A user who wants to extend a shipped type copies it from kb/commonplace/<collection>/types/ into their own collection's types/ directory. A user who wants to cite a shipped note from their own notes links across the boundary with a relative path like ../commonplace/notes/... — the link structure works, but most users won't do this because their KBs are about different domains.

Re-running commonplace-init is safe: shipped files matching the scaffold are preserved; user-authored files are never overwritten.

Path invariance across source and ship

Our repo works with kb/notes/, kb/reference/, kb/instructions/ at the top level — the same position the user will work from in their own empty collections. Shipped content appears at kb/commonplace/<collection>/ in a user's install. ADR-021 documents how references survive this remapping:

  • Sibling-relative markdown links (../notes/foo.md from an instruction, ../reference/adr/010.md from a note) are invariant because kb/commonplace/ wraps siblings together.
  • Frontmatter type pointers split: shared global types use absolute kb/types/... paths (invariant because shared types stay at top level), and collection-local types use file-relative paths like ./types/structured-claim.md or ../types/adr.md (invariant because the file-to-types relationship inside a collection is preserved under wrapping).
  • Generic prose references (e.g. "a collection such as kb/notes/") are semantic labels that resolve to whatever kb/notes/ means in the reader's context — our library in our repo, the user's collection in an install.
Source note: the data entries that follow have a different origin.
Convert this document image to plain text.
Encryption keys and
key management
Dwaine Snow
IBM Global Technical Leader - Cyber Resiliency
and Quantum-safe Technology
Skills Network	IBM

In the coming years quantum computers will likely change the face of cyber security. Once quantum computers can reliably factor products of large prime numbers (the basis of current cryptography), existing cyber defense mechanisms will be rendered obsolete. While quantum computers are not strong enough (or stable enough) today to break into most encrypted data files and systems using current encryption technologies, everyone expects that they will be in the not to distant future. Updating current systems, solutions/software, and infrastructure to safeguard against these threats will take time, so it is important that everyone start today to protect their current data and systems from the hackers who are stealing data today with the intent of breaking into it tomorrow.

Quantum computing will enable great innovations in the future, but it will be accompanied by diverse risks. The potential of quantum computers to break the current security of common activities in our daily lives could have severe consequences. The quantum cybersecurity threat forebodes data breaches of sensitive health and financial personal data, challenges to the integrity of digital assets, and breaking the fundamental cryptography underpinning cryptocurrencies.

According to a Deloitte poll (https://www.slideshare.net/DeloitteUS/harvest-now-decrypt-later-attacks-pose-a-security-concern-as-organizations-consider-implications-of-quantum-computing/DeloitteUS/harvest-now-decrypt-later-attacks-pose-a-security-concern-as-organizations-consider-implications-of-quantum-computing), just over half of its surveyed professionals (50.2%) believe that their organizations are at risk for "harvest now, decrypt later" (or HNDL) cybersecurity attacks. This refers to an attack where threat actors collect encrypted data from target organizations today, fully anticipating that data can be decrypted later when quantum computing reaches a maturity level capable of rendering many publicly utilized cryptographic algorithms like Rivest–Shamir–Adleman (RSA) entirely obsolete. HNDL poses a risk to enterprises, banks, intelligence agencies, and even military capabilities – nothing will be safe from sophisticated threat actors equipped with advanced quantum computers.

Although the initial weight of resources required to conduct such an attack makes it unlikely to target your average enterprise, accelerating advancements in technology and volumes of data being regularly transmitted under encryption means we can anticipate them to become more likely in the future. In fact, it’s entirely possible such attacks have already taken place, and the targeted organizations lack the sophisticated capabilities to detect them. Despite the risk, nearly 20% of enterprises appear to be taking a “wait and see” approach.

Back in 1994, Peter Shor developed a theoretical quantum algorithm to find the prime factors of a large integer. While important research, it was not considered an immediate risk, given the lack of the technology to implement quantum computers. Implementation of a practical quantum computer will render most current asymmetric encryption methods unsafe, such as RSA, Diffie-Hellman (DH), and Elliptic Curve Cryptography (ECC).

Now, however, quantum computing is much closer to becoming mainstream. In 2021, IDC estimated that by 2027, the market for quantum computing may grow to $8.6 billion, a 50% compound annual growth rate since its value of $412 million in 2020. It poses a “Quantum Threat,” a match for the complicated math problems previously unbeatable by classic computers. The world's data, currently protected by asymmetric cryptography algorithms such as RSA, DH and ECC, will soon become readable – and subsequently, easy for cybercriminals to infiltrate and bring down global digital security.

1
The type resolver in src/commonplace/lib/type_resolver.py accepts both absolute and file-relative type: values, so the same frontmatter strings work in both trees.

Why kb/commonplace/reference/ is part of the shipped surface

The installed system needs reference documentation about how its own architecture works, and that documentation must live where the agent already searches. Shipping kb/commonplace/reference/ keeps the explanatory layer adjacent to the rest of the library: architecture notes, ADRs, and operator guidance all resolve through the same collection.

Project-authored reference material lives in the user's own kb/reference/ collection next to the library copy. The two coexist as peers.